NON SONO CERTO le premesse migliori per la Fiera di Francoforte 2024, dove l’Italia è paese ospite: come sempre in questi casi, l’avvenimento è in programma da anni, ma ci si arriva ansimando, e non soltanto per l’andamento poco positivo del mercato editoriale. Manca ancora un calendario definito (sarà reso pubblico il 28 maggio) e il video promozionale, visibile nel sito dedicato alla presenza italiana alla Buchmesse, è una girandola di luoghi comuni che rimasticano la vecchia immagine del «paese di poeti, santi e navigatori», ma poco dicono del nostro sistema editoriale. E sì che, analizzando quella che il rapporto Aie definisce la «internazionalizzazione dell’editoria italiana», i dati sui diritti venduti all’estero sembrerebbero incoraggianti. Il condizionale è tuttavia d’obbligo perché le cifre si fermano al 2022, e se è evidente che rispetto al 2001 i libri italiani hanno una diffusione molto maggiore (i titoli venduti sono passati da 1800 a 7889), negli ultimi anni la crescita rallenta, e anzi rivela un calo, neanche troppo contenuto, dopo il picco registrato nel 2019, quando i diritti venduti hanno interessato 8569 titoli.

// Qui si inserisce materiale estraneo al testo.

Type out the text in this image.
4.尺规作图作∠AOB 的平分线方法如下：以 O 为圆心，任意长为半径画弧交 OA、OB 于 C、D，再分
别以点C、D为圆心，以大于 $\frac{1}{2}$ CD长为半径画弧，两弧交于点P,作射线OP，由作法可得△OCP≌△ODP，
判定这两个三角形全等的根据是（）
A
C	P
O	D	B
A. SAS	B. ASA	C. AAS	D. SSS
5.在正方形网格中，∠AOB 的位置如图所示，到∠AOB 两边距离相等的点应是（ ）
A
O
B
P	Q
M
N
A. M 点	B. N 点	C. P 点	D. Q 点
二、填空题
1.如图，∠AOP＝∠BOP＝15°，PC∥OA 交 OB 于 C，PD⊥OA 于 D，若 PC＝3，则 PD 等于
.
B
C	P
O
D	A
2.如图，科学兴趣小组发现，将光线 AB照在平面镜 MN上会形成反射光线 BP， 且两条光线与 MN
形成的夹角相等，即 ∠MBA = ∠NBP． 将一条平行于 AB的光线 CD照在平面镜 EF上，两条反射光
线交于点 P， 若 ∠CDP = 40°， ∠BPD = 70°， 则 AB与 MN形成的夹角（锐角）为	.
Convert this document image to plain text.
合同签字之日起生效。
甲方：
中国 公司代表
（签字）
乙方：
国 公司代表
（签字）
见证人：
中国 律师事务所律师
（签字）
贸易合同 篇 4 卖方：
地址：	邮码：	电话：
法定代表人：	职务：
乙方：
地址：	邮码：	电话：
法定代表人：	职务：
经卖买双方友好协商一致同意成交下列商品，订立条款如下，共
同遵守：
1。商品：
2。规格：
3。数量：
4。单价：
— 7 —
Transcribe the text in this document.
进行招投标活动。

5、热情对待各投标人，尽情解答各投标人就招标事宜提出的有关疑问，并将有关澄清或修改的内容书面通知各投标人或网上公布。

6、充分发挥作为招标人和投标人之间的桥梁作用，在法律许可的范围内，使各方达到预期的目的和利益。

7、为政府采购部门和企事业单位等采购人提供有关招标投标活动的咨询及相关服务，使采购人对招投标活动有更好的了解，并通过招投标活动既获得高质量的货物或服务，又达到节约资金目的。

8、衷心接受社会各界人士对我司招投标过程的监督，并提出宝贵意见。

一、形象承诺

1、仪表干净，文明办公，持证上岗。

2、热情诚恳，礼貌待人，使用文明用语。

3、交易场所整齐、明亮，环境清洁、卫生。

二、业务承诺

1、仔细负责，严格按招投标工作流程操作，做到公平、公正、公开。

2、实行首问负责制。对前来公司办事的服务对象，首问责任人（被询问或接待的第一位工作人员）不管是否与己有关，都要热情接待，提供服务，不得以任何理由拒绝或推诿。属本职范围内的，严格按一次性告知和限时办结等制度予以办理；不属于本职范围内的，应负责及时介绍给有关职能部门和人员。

CHE NON MANCHI, però, l’ambizione di uscire dai confini nazionali, lo dimostra una tabella del rapporto presentato ieri, quella relativa alle case editrici che hanno acquisito o creato società estere. Nessuna sorpresa per i grandi gruppi (Mondadori, Feltrinelli o GeMS), i cui intrecci internazionali sono antichi e consolidati, più interessante la presenza di sigle ormai non più piccole, ma certo operanti su una scala diversa, come e/o, da tempo attiva in diversi paesi, e soprattutto Mimesis (oggi presente sul mercato francese, tedesco e anglofono) e L’orma, che ha esteso il suo raggio d’azione alla Francia.
Sotto questo profilo la vetrina della Buchmesse potrebbe rappresentare un’opportunità notevole anche per altri marchi. Viste le premesse, c’è da augurarsi che non sia un’occasione sprecata.